I had just as many questions about this as I did about hockey, except this was more exciting to me because it was something I had personal interest in.

I loved tending to my garden with my hands, loved cleaning up the earth with my hands, too. The thought of creating something with them, of taking something from the earth to make something beautiful and useful… it was enticing.

“How did you get into this, anyway?” I asked after he had placed a few pieces into the kiln. He grabbed a bag of clay next, adding pieces of it to a scale until he had the right weight of what he wanted to work with.

“I don’t really know, actually,” he confessed, covering his workspace with a large piece of plywood.

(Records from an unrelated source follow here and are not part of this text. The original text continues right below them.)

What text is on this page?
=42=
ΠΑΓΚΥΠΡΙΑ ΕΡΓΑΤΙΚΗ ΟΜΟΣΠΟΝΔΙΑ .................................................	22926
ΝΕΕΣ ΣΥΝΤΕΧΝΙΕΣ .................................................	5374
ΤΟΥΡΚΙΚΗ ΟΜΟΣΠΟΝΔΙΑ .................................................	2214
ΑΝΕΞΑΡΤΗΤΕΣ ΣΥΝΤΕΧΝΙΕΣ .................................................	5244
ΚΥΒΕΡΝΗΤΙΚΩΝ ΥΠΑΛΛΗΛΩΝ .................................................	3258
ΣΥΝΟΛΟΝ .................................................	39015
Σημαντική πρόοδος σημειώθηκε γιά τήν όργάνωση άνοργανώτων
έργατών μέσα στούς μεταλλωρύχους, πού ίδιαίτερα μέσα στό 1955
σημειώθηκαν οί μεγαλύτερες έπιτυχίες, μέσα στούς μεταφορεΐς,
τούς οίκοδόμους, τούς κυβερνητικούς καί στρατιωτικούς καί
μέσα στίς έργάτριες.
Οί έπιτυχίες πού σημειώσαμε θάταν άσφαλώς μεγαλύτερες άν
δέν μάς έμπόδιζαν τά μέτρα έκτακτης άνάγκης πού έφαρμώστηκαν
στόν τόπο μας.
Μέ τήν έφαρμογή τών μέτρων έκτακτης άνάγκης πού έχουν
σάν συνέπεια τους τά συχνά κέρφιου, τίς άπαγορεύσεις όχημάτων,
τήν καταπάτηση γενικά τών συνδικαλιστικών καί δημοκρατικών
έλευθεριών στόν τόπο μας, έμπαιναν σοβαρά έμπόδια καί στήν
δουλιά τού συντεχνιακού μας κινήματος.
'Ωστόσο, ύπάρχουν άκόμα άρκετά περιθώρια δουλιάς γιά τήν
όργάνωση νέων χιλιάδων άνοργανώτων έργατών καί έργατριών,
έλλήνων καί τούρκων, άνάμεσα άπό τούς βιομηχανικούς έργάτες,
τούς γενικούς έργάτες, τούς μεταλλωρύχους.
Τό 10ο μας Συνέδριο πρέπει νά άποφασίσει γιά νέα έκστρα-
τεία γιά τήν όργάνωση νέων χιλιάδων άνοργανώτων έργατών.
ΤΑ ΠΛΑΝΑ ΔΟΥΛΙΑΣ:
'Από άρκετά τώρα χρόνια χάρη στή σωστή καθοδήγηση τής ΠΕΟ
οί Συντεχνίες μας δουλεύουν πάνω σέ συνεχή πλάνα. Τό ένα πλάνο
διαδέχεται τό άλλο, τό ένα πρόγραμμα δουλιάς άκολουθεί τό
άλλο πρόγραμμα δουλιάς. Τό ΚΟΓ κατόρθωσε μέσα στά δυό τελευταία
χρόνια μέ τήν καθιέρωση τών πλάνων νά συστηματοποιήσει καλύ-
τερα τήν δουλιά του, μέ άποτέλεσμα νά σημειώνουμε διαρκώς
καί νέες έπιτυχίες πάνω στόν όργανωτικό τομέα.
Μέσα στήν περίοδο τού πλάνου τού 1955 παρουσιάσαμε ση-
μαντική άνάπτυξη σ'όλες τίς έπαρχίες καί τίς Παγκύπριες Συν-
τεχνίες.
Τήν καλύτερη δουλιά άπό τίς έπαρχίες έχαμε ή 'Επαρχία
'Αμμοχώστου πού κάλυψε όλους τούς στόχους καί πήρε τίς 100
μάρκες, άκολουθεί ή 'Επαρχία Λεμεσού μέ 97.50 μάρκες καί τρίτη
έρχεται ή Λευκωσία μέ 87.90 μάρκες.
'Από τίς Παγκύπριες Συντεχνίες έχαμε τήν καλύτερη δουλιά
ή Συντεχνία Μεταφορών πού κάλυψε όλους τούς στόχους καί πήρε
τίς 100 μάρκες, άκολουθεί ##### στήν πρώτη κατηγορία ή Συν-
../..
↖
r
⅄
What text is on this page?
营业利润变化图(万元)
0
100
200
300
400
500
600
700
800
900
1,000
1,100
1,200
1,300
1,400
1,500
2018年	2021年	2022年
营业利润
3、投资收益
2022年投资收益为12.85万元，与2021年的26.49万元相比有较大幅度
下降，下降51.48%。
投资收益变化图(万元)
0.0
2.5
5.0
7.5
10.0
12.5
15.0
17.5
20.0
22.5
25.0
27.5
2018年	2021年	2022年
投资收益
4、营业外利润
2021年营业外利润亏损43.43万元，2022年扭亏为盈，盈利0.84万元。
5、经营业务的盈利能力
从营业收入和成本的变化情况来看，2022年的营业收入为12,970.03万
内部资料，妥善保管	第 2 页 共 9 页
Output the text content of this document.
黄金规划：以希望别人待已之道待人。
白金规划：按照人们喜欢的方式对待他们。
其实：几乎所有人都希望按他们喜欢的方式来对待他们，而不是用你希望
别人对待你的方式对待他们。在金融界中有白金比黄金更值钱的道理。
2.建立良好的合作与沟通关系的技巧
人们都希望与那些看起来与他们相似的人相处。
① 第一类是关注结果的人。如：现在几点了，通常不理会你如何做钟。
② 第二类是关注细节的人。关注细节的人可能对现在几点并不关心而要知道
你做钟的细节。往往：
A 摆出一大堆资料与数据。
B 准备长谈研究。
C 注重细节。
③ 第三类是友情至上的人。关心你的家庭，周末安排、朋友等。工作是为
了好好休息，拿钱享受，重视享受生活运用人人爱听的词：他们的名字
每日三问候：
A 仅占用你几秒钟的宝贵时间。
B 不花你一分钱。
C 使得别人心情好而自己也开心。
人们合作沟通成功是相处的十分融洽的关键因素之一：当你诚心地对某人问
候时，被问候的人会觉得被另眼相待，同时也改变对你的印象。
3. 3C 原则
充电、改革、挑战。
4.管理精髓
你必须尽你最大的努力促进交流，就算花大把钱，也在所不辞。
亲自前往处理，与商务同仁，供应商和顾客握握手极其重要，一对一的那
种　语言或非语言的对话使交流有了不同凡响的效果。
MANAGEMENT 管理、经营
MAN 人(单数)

He plopped the clay onto it before taking a seat, readjusting the stool and table until they were at the perfect height.

Then, he dug his hands into the clay and began to knead it. “I kind of stumbled upon it.”

“How does one stumble upon pottery? ”

“I was a freshman at Michigan, my first year playing hockey at that level. And I knew it would be tougher than when I was in high school, but I didn’t realize how much of a toll just being a college athlete would have on me.

It’s not just hockey,” he said, molding the clay with long, smooth presses of his fingertips.

“And it’s not high-school-level classes.

It’s grueling practices, high-pressure games, and getting a degree, a career.

I mean, of course we all want to go pro, and most of us know we’ll play in the circuit in some way , at least for a while.

” He shrugged. “But what if you get a career-ending injury? What if you only play a few years and then get let go altogether? We can’t all play pro forever.

There are too many players with the same dreams.”

“I never thought of that,” I admitted softly, mulling on all he’d said. I’d always assumed college athletes had a free pass, that they were the lucky ones who didn’t have to try as hard as the rest of us.

I felt a little guilt at that assumption now.

“Anyway, I was stressed, to put it lightly,” he continued, and I marveled at how his hands spread and shaped the clay, how gracefully his fingertips and palms worked in sync to wedge it.

I’d never stared so much at someone’s hands, and I found myself appreciating the makeup of his, the large knuckles and smooth, bronze skin that stretched over them.

“When I wasn’t in class or studying, I was at the rink, either practicing or playing in games. We partied, of course, but that was stressful sometimes, too, because one night of partying too hard could mean a shit game performance the next day.

I needed something for me,” he said after a pause.

“Something that wasn’t goal-oriented, that didn’t have any pressure tied to it.

One night when I couldn’t sleep, I was scrolling on my phone, and this time-lapse video of a vase being made came up.

I must have watched it a dozen times.” He smiled as if he were back in the memory. “And then, I signed up for a class.”

“And you loved it so much, you made yourself a home studio?”

“Not until I got my signing bonus,” he said. “This shit’s expensive. But, yeah. I knew I’d need it now, in the NHL, even more than I did in college.”

He seemed to be satisfied with whatever he’d done to the clay to prep it, and he balled it up in his hands before rolling over to his wheel.